Starting in the ‘80s, DC came up with a tagline for the Flash: “My name is Barry Allen, and I am the fastest man alive.” Not the most creative sentence in the comic book canon, but it gets the point across. More importantly, it contains something crucial about the Flash’s character. Barry sees himself not primarily as the Flash, or a superhero, or as a mythic hero burdened with glorious purpose, but as, above all, Barry Allen. He may have more powers than Batman and weirder, more sci-fi adventures than Superman, but the Flash’s true strength has always been his deep connection to his own humanity. He keeps the human in superhuman.

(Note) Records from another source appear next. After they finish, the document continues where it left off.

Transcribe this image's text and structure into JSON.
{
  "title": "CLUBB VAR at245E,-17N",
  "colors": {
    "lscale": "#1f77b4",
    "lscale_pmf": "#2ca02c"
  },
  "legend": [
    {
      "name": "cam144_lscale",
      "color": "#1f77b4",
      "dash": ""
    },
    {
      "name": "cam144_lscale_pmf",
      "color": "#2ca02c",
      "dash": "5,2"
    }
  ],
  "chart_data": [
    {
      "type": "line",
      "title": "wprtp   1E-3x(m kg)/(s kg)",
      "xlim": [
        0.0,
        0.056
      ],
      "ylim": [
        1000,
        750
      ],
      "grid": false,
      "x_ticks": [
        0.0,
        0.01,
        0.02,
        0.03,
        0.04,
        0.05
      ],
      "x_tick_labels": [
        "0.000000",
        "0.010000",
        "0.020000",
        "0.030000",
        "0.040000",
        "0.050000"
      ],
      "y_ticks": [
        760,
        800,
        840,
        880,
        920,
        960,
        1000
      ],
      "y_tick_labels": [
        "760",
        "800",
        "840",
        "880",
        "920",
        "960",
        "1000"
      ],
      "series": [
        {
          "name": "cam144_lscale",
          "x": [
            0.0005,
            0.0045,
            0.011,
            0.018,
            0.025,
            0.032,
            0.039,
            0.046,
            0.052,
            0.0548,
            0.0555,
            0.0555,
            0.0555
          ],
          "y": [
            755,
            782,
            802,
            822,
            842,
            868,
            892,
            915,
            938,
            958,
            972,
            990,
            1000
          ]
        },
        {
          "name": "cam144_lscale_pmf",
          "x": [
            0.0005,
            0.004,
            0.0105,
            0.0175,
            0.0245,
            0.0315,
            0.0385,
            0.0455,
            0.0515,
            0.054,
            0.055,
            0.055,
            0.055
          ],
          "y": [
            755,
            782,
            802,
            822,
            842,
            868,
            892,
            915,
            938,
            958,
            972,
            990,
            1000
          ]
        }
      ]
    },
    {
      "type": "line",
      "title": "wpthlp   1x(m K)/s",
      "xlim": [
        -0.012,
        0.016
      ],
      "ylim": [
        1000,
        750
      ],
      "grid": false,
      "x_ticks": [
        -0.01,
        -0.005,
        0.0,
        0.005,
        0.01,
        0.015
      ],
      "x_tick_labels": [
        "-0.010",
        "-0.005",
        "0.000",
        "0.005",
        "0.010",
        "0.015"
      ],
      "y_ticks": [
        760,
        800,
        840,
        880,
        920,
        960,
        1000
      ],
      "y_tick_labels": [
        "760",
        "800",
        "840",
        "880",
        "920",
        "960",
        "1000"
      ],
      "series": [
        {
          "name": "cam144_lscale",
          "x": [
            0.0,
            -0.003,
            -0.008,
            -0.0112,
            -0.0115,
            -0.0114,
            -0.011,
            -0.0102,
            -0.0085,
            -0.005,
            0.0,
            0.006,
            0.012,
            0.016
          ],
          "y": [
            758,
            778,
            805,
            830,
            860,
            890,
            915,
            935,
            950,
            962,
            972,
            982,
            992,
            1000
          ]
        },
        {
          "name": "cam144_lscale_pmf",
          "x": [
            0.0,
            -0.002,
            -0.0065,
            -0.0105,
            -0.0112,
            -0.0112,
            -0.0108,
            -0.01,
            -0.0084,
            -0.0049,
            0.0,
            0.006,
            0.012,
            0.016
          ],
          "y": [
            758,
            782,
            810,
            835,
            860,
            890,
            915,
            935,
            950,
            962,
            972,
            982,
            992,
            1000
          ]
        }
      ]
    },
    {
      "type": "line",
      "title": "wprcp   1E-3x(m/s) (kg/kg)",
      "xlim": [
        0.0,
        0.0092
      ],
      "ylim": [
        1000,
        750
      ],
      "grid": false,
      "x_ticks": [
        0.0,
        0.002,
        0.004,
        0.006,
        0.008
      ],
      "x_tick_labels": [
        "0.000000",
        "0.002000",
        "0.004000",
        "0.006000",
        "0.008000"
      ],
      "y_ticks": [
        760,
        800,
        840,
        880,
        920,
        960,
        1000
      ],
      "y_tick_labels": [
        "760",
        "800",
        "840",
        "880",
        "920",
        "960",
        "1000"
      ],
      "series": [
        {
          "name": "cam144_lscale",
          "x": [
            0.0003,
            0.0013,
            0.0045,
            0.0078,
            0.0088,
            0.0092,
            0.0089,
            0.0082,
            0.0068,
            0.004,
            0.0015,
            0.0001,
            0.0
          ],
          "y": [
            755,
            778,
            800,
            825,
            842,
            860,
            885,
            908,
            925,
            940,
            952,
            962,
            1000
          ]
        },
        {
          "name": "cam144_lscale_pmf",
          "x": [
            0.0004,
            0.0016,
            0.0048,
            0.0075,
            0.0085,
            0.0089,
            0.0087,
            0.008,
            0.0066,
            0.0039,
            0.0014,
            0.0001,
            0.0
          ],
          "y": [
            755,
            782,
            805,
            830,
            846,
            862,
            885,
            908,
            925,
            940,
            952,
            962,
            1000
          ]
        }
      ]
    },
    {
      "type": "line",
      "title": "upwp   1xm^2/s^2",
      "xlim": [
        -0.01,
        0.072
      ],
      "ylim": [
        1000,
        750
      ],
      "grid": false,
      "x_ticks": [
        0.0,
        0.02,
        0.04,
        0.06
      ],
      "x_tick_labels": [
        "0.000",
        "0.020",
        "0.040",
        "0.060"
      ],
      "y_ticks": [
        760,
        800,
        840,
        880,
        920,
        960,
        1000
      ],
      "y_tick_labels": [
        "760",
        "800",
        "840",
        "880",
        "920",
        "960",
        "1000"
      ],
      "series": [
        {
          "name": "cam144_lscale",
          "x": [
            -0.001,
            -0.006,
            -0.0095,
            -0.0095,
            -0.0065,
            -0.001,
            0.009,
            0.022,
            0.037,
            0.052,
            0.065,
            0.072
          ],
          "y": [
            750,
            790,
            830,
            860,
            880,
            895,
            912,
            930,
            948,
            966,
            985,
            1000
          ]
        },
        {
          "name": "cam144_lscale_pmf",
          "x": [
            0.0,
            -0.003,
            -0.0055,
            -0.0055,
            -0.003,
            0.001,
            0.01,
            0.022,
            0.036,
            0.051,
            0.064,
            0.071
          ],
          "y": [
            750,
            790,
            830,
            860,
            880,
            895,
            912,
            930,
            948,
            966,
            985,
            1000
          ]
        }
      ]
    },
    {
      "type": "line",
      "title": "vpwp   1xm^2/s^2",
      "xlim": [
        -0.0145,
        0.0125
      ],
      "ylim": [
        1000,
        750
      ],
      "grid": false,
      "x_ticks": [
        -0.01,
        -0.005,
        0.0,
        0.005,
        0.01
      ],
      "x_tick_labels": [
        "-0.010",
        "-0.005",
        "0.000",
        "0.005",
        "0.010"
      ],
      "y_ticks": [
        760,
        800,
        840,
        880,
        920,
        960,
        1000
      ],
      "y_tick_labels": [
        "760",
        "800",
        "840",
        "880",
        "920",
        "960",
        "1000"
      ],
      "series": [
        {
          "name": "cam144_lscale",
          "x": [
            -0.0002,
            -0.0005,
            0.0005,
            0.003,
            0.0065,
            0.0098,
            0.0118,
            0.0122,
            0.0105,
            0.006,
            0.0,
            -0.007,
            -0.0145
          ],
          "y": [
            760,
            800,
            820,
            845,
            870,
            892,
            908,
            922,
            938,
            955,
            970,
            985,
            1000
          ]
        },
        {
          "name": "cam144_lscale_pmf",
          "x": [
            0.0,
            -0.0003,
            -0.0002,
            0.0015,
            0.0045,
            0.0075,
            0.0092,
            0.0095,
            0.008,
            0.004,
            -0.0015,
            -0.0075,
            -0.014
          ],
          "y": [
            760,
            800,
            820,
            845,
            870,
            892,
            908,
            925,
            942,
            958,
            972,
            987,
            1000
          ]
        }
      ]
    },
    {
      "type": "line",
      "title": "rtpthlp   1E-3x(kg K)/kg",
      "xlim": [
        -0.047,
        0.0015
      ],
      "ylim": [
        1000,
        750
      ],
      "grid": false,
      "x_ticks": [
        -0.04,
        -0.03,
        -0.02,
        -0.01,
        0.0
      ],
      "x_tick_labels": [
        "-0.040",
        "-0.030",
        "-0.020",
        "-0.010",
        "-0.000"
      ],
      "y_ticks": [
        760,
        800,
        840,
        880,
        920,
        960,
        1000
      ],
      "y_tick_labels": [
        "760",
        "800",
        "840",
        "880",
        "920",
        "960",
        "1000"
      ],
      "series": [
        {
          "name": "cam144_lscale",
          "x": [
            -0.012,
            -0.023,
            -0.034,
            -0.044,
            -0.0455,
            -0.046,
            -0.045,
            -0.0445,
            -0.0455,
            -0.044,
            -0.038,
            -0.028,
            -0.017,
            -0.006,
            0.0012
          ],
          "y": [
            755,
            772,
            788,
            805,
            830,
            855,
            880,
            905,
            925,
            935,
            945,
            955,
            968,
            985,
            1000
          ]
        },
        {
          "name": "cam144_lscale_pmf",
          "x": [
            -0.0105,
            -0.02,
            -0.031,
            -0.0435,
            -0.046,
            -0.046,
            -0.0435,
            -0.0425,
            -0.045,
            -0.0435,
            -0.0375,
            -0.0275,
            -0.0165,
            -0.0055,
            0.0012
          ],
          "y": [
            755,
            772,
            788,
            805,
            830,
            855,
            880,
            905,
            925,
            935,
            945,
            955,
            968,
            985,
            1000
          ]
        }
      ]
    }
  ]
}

The CW’s series of The Flash series has been garnering rave reviews, and the series star Grant Gustin has been praised for his warm performance. When the New York Daily News asked Batman v Superman director Zack Snyder about why he didn’t cast Gustin as The Flash in his own movies, he said that he was “very strict with this universe, and I just don’t see a version where…that (tone is) not our world.” He’s probably referring to the fact that the CW show has a lighthearted touch while Snyder prefers his superhero movies to be almost suffocatingly grim. The public and critical reception to Batman v Superman might have DC rethinking that strategy, and it should, particularly where The Flash is concerned. The world definitely has a need for dark anti-heroes like Batman, but these days, it may have an even greater need for anti-anti-heroes.
It’s hard to say who won the space race. The Soviet Union was the first country to launch an orbital satellite, and the first to put a human in space. But the US beat the Soviets to the moon and in 1972, the two countries ultimately agreed to work together. A group of American astronauts docked with a team of Russian cosmonauts. The cooperation was symbolic of a larger cooling of Cold War tension, prompting one Soviet leader to say “The Soviet and American spacemen will go up into outer space for the first major joint scientific experiment in the history of mankind. They know that from outer space our planet looks even more beautiful. It is big enough for us to live peacefully on it, but it is too small to be threatened by nuclear war.”
Without science, the Soviet-American partnership would have been impossible. But without recognizing their common humanity, it would have been unthinkable. The Flash’s creators realized how valuable science would be to their hero’s creation, but their true stroke of genius was in making him, first and foremost, a hero. Barry Allen may be the fastest man alive but the thing that has made his stories riveting for over fifty years now is simply this: he’s a man.